Let a,b,c be positive integers such that a divides b^2 , b divides c^2 and c divides a^2 . Prove that abc divides (a + b + c)^7 .

To prove that abc divides (a + b + c)^7, we need to show that (a + b + c)^7 is divisible by abc. We will do this by considering the prime factorization of a, b, and c, and using the properties of divisibility and the binomial theorem.

Step 1: Prime Factorization
Let's express a, b, and c in terms of their prime factorizations:
a = p1^x1 * p2^x2 * ... * pn^xn
b = q1^y1 * q2^y2 * ... * qm^ym
c = r1^z1 * r2^z2 * ... * rk^zk

Here, p1, p2, ..., pn are the distinct prime factors of a, q1, q2, ..., qm are the distinct prime factors of b, and r1, r2, ..., rk are the distinct prime factors of c. The exponents x1, x2, ..., xn, y1, y2, ..., ym, z1, z2, ..., zk represent the respective powers of these prime factors in the prime factorization of a, b, and c.

Step 2: Divisibility Relations
From the given conditions:
- a divides b^2 ⇒ All prime factors of a are present in b^2, and their respective exponents in b^2 are at least double those in a.
- b divides c^2 ⇒ All prime factors of b are present in c^2, and their respective exponents in c^2 are at least double those in b.
- c divides a^2 ⇒ All prime factors of c are present in a^2, and their respective exponents in a^2 are at least double those in c.

Step 3: Exponent Inequalities
Based on the divisibility relations, we can write the following inequalities for the exponents of the prime factors:
2x1 ≤ 2y1 ≤ 2z1 ≤ 2x2 ≤ 2y2 ≤ 2z2 ≤ ... ≤ 2xn ≤ 2yn ≤ 2zn
To simplify, let's assume that the exponents are in increasing order:
x1 ≤ y1 ≤ z1 ≤ x2 ≤ y2 ≤ z2 ≤ ... ≤ xn ≤ yn ≤ zn

Step 4: (a + b + c)^7
Now, let's expand (a + b + c)^7 using the binomial theorem:
(a + b + c)^7 = Σ (nCr * a^(7-r) * b^r * c^(7-r))

In each term of the sum, a^(7-r) represents the contribution of the prime factors present in a to the power of 7-r, b^r represents the contribution of the prime factors present in b to the power of r, and c^(7-r) represents the contribution of the prime factors present in c to the power of 7-r.

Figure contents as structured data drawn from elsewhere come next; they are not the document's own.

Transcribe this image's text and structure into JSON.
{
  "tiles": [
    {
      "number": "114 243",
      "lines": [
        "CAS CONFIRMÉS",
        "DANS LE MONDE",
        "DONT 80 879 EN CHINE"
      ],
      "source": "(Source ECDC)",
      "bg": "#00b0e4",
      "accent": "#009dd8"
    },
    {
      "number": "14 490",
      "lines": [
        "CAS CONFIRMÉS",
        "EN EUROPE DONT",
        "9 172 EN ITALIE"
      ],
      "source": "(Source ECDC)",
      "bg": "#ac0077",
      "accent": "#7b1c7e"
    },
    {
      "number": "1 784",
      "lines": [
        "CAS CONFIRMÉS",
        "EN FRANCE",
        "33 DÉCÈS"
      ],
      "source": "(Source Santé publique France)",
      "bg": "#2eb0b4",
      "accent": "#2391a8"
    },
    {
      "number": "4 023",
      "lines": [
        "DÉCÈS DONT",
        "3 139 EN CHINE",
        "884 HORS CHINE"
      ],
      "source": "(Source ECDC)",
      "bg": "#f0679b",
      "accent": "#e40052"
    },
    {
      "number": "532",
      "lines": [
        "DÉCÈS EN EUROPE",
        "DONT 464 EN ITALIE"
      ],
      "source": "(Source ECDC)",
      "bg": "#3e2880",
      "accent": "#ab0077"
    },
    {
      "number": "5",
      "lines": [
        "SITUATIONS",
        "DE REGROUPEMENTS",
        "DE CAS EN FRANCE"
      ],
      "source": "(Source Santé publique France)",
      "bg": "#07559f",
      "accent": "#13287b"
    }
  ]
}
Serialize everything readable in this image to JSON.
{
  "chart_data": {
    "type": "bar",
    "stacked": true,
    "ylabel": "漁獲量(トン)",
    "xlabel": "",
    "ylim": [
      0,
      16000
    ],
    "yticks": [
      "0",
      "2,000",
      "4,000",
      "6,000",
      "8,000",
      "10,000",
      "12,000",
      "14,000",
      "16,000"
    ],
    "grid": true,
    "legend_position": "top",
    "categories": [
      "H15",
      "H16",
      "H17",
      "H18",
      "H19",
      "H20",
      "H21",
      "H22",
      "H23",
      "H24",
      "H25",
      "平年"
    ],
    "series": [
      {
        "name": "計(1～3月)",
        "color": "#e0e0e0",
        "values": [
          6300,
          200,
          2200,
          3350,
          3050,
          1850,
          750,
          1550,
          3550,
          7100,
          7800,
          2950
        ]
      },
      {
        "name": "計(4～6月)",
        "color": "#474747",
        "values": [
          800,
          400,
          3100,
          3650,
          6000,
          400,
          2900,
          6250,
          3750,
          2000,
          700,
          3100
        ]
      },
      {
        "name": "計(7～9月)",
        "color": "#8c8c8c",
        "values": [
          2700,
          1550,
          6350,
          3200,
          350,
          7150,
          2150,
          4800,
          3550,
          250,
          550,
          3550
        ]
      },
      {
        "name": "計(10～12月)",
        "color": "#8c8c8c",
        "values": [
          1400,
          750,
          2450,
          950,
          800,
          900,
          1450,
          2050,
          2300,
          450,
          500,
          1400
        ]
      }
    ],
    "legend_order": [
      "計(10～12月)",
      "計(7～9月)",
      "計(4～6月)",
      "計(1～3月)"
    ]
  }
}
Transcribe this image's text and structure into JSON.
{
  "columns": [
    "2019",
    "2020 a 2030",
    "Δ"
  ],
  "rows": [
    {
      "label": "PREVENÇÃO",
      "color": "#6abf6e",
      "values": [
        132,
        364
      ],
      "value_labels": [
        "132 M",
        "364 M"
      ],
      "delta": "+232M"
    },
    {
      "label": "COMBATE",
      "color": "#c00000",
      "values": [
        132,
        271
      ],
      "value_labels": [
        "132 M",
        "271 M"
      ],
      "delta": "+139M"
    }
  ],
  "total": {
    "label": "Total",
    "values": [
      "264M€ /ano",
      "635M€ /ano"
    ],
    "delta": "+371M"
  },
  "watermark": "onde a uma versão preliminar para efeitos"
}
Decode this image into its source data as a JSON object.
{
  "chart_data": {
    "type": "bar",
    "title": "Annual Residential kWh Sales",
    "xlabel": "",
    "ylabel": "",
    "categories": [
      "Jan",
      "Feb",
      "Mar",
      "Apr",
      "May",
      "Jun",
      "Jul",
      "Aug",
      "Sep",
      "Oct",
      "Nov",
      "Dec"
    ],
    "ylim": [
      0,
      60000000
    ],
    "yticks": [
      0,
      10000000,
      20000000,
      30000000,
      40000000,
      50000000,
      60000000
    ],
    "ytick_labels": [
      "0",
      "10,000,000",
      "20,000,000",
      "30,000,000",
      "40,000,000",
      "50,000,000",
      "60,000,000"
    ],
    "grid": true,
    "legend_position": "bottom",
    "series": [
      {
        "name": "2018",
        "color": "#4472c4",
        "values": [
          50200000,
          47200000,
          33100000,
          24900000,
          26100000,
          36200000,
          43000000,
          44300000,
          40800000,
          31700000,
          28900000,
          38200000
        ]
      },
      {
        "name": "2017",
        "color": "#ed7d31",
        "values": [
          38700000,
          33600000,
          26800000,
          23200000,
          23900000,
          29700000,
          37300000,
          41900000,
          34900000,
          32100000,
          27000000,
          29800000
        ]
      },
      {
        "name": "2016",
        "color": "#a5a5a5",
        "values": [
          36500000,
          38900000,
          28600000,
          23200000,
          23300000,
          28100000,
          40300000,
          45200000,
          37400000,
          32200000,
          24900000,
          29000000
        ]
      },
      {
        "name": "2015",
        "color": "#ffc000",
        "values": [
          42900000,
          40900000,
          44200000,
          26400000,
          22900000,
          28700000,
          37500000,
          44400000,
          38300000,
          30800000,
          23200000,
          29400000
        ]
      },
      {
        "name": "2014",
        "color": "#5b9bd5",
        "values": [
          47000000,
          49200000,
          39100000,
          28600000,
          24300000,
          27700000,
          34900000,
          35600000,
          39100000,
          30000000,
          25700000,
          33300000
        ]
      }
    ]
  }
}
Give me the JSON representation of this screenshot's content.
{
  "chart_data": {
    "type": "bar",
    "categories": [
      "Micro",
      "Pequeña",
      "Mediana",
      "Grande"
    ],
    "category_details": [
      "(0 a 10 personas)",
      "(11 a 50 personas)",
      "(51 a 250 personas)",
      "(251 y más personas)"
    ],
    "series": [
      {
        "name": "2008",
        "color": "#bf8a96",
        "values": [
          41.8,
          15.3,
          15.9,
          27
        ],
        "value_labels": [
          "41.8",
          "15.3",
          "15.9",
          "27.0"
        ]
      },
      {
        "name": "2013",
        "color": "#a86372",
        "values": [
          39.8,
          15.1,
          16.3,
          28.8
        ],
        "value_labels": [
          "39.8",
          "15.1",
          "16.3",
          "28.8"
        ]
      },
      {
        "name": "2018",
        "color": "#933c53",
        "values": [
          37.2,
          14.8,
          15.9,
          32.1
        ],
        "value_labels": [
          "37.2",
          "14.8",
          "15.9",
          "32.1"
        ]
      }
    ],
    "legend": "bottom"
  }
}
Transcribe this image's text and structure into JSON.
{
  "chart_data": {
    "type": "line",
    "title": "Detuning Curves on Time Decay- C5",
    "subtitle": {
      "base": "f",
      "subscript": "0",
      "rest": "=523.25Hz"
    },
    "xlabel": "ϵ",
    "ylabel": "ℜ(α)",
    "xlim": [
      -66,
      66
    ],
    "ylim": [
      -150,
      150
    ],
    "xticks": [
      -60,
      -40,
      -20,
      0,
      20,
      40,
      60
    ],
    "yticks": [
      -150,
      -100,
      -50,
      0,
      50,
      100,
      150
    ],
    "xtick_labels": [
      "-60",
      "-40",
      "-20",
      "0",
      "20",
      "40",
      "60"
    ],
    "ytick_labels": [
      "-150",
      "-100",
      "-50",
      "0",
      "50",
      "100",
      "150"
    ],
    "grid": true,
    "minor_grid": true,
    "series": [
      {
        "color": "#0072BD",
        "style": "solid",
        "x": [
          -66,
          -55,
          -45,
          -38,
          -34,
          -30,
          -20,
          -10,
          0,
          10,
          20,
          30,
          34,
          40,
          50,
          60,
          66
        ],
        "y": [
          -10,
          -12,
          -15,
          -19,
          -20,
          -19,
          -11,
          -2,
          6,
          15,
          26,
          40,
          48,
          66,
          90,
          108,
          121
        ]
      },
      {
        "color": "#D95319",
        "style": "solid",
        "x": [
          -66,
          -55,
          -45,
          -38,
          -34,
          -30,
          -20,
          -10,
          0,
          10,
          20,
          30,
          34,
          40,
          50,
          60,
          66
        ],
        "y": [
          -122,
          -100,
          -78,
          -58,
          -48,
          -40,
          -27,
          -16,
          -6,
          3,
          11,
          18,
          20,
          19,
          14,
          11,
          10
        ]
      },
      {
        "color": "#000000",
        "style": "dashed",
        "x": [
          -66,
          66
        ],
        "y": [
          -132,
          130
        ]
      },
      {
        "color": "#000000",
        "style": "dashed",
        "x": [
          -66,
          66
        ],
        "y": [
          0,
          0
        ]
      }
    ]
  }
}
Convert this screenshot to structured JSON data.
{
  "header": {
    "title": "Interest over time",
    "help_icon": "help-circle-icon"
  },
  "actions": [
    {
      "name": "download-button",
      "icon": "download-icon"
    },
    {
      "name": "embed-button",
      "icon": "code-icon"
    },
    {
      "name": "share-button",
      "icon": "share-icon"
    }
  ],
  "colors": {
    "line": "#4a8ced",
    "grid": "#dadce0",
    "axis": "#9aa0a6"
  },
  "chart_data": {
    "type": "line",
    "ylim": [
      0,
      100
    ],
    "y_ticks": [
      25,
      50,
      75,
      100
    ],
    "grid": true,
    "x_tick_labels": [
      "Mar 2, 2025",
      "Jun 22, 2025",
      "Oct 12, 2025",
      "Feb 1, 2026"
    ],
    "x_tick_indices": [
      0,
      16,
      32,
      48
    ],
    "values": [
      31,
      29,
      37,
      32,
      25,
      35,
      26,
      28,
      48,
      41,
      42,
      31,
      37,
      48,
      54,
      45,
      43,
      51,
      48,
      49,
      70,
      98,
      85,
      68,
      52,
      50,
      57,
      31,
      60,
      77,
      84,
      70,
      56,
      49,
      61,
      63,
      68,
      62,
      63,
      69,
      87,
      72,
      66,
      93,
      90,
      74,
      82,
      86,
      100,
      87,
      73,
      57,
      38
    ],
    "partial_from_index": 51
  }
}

Step 5: Divisibility of (a + b + c)^7 by abc
To prove that abc divides (a + b + c)^7, we need to show that each term of the expansion, Σ (nCr * a^(7-r) * b^r * c^(7-r)), is divisible by abc.

From Step 2, we know that prime factors in a are present in b^2, prime factors in b are present in c^2, and prime factors in c are present in a^2.

Considering an individual term of the expansion, Σ (nCr * a^(7-r) * b^r * c^(7-r)), we can conclude:

1. The prime factors in a^(7-r) are all present in (b^2)^(7-r) = b^(14-2r).
Thus, a^(7-r) is divisible by b^(14-2r).

2. The prime factors in b^r are all present in (c^2)^r = c^(2r).
Thus, b^r is divisible by c^(2r).

3. The prime factors in c^(7-r) are all present in (a^2)^(7-r) = a^(14-2r).
Thus, c^(7-r) is divisible by a^(14-2r).

From the above observations, we see that each term of the expansion is divisible by abc, as:
(a^(7-r) is divisible by b^(14-2r)) * (b^r is divisible by c^(2r)) * (c^(7-r) is divisible by a^(14-2r)) = abc

Therefore, (a + b + c)^7 is divisible by abc.

Hence, we have proved that abc divides (a + b + c)^7.